I also asked here, if perhaps that segfault/trace was sufficient for them to know where the problem is in pytorch.

sgugger · November 27, 2018, 3:44pm

Breaking change if you had already read the tutorial to create a custom dataset, the methods show_xys and show_xyzs have moved at the ItemList level. The tutorial has been adapted in consequence.

stas · November 27, 2018, 5:13pm

@313V, can you get a stack trace for the segfault? Apparently pypi and conda pytorch packages are linked against a different BLAS implementation.

There are a few resources that explain how to do it: 1, 2, 3.

First, I’d recommend to get the core-dump and see whether it has any useful trace information. If not, it might require a build with extra gcc flags. But let’s hope we won’t need to go there.

If you do get the stack trace you can post it directly here https://github.com/pytorch/pytorch/issues/14359

Thank you for your help.

313V · November 27, 2018, 6:53pm

posting there now

sgugger · November 27, 2018, 11:32pm

fastai v1.0.29 was just released with a lot of new stuff. See the changelog for all the details.

In parallel, fastprogress v0.1.16 was also released, for cosmetic purposes: since the progress bar isn’t a widget anymore, we can leave the HTML state in the output. @stas I believe this also solves your clear_output problem.

stas · November 27, 2018, 11:37pm

That’s wonderful. Thank you, @sgugger!

Rvbens · November 29, 2018, 12:50am

I found a little issue. On tabular data, if a column has not any nan on the training set and the same column have a missing value on the test set, the nan of the test set is not changed and on test time the model outputs nan.

A little example: https://colab.research.google.com/drive/1js7ufUeNTMA2HmZ471zjbPvd4g5oSuAn

sgugger · November 29, 2018, 4:00pm

New functionality: the optimizer isn’t reset at each new call to fit (which forgets the state) and learn.save, learn.load will save and load the optimizer state as well as the model.
learn.load is backward compatible, and will work on old saved models (without loading any optimizer state obviously).
If someone really wants to reset the optimizer, they should call learn.opt.clear().

sgugger · November 29, 2018, 4:16pm

Thanks for flagging. We discussed with Jeremy, but since we can’t treat those NaNs as the others (there won’t be a nan column for instance) we’ll throw an exception for now and it’s going to be to the user to fix it.

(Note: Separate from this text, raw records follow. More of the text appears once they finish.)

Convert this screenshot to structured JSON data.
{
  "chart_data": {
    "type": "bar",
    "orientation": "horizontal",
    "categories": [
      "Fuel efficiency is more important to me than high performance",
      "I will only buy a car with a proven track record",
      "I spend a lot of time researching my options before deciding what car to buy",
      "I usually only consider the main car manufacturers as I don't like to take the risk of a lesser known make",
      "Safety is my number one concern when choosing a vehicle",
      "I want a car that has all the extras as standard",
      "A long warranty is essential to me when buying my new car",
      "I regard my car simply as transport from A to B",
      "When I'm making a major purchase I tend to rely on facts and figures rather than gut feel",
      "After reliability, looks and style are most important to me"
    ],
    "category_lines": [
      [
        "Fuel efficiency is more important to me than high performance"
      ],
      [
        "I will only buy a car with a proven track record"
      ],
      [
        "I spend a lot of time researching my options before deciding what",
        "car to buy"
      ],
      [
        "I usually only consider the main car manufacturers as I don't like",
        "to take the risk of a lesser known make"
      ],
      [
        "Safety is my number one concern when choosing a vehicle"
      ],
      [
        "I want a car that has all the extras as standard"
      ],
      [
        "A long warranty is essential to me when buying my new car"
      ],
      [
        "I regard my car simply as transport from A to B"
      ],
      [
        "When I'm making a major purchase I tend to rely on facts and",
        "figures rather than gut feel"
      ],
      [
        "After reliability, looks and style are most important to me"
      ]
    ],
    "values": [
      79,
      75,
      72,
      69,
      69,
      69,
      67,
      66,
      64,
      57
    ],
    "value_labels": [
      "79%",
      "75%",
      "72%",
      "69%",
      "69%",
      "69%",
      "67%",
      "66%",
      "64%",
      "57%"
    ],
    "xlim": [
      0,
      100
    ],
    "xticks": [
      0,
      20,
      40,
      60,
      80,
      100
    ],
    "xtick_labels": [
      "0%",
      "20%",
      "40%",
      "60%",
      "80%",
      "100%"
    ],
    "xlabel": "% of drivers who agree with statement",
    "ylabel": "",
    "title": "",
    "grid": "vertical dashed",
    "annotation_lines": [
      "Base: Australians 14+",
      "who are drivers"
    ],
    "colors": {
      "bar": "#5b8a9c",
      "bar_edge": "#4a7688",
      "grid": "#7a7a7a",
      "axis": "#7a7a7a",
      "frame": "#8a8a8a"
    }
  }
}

313V · December 1, 2018, 4:05pm

nice work keeping optimizer state, thats a nice improvement for when iteratively fitting in a notebook

MicPie · December 5, 2018, 7:47pm

After my last git pull I get the following error when I start training:

~/anaconda3/lib/python3.6/site-packages/fastprogress/fastprogress.py in write(self, line, table)
    207         if not table: self.text += line + "<p>"
    208         else:
--> 209             self.raw_text += line + "\n"
    210             self.text = text2html_table(self.raw_text)
    211 

TypeError: can only concatenate list (not "str") to list

Is this error reproducible (or is it just my machine)?

ABertl · December 5, 2018, 8:55pm

I’m getting the same thing.

ABertl · December 5, 2018, 9:10pm

Ok found the problem. Needed to update fastprogress, as the way it’s being interacted with in the fast.ai code has changed. @MicPie

sgugger · December 5, 2018, 9:43pm

Weird, how did you update your library? Normally conda would have updated fastprogress for you.

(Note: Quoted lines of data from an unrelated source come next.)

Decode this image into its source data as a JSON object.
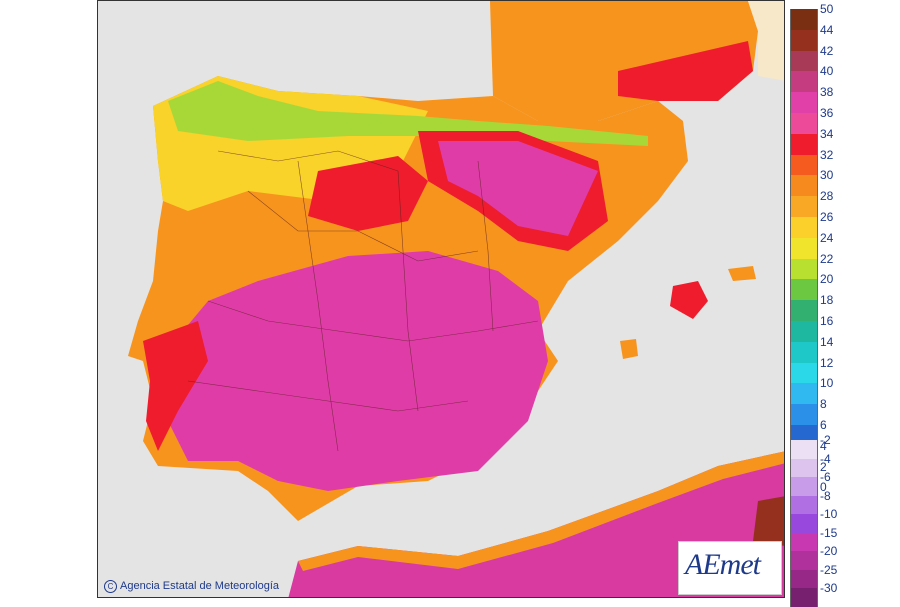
{
  "map": {
    "copyright_symbol": "C",
    "copyright_text": "Agencia Estatal de Meteorología",
    "logo_text": "AEmet"
  },
  "legend": {
    "positive": [
      {
        "label": "50",
        "color": "#7a2e12"
      },
      {
        "label": "44",
        "color": "#96301e"
      },
      {
        "label": "42",
        "color": "#a83a58"
      },
      {
        "label": "40",
        "color": "#c63c80"
      },
      {
        "label": "38",
        "color": "#e040a8"
      },
      {
        "label": "36",
        "color": "#ee4a9a"
      },
      {
        "label": "34",
        "color": "#ee1c2c"
      },
      {
        "label": "32",
        "color": "#f55a1e"
      },
      {
        "label": "30",
        "color": "#f78a1e"
      },
      {
        "label": "28",
        "color": "#f9a826"
      },
      {
        "label": "26",
        "color": "#fbd02a"
      },
      {
        "label": "24",
        "color": "#f0e42c"
      },
      {
        "label": "22",
        "color": "#b8e030"
      },
      {
        "label": "20",
        "color": "#6cc840"
      },
      {
        "label": "18",
        "color": "#32b070"
      },
      {
        "label": "16",
        "color": "#1eb8a0"
      },
      {
        "label": "14",
        "color": "#1ec8c8"
      },
      {
        "label": "12",
        "color": "#2ad8e8"
      },
      {
        "label": "10",
        "color": "#30b8f0"
      },
      {
        "label": "8",
        "color": "#2a90e8"
      },
      {
        "label": "6",
        "color": "#2468d0"
      },
      {
        "label": "4",
        "color": "#1c48b0"
      },
      {
        "label": "2",
        "color": "#142c8c"
      },
      {
        "label": "0",
        "color": "#0c1868"
      }
    ],
    "negative": [
      {
        "label": "-2",
        "color": "#ece0f4"
      },
      {
        "label": "-4",
        "color": "#dcc4ee"
      },
      {
        "label": "-6",
        "color": "#c89ce8"
      },
      {
        "label": "-8",
        "color": "#b070e4"
      },
      {
        "label": "-10",
        "color": "#9848dc"
      },
      {
        "label": "-15",
        "color": "#c838b0"
      },
      {
        "label": "-20",
        "color": "#b0309c"
      },
      {
        "label": "-25",
        "color": "#982888"
      },
      {
        "label": "-30",
        "color": "#782070"
      }
    ]
  }
}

ABertl · December 5, 2018, 10:05pm

I used pip to upgrade fastprogress directly.

I’m embarrassed to say, I don’t know how to resolve an impasse I currently have between jupyter_contrib_nbextensions and pytorch. Until I can get that sorted out, conda env update isn’t working.

MicPie · December 6, 2018, 8:40pm

I am using the developer install and I could fix it with conda install -c fastai fastprogress to get the newest fastprogress version. Thanks for the fast help.